Some people say this is just about being responsible. They say you should write things down, leave instructions, or take better care of your keys.
That advice doesn't usually match what people do in real life. People are secretive when they feel safe. Most people don't want to leave behind papers that could get them in trouble, so they stay quiet. That silence lasts forever after a while.
We have worked on building on-chain nomination and succession systems at the architectural level as part of our jobs. We created a nomination program as a technological solution, not a legal one. This lets users choose beneficiaries who can inherit a certain percentage of their assets if the user dies, and the nominee or nominees must accept the invitation, they get the option to claim the allocated assets, which makes it less likely that the assets will become inaccessible. These aren't meant to take the place of estate planning or inheritance law, which are still legal issues. Our technology, on the other hand, lets people record and carry out their wishes and mitigates the chance that assets will get lost because no one planned for access.

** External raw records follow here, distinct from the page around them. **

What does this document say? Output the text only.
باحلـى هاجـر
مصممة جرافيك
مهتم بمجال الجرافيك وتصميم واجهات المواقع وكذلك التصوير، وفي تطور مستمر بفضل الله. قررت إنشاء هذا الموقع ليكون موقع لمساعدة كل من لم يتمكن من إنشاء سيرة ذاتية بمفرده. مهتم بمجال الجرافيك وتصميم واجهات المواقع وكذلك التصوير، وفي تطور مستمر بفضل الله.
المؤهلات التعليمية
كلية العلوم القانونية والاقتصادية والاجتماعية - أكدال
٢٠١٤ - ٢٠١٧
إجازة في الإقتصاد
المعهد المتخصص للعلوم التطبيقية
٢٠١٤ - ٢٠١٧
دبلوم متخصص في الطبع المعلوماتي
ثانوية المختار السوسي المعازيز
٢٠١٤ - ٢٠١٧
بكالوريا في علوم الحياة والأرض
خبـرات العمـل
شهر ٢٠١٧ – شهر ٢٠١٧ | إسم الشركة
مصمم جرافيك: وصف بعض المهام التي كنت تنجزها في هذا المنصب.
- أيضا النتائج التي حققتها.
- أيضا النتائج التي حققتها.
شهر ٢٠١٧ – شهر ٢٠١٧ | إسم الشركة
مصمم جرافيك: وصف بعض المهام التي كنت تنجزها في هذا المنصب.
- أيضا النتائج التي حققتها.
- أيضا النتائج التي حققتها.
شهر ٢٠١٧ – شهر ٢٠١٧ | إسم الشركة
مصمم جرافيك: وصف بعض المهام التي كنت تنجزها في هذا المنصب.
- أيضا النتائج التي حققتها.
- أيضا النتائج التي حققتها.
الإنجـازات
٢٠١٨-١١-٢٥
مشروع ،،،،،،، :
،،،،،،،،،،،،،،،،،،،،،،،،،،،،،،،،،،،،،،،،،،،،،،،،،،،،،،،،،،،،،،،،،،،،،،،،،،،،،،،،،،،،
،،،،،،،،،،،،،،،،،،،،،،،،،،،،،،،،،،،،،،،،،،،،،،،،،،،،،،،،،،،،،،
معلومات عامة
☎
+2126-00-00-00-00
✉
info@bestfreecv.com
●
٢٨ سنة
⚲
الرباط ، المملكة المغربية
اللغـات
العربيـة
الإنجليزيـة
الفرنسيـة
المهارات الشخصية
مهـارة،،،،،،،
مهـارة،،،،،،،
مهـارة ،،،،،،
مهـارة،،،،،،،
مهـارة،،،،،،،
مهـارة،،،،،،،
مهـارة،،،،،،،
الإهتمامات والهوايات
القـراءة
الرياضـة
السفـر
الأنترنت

We didn't start working on it because it was trendy. We did it because we kept seeing the same problems with access in real life. Situations in which legal rights were present, yet practical access was absent.
This isn't just a problem for the future. It's already happening quietly in homes all over the area.
People in the Middle East need to plan for what happens to virtual assets after the owner dies if they are going to treat them as real wealth. Having something without a plan for the future doesn't give you real power.
This risk stays hidden for a long time. When it finally comes out, there's usually nothing left to get back.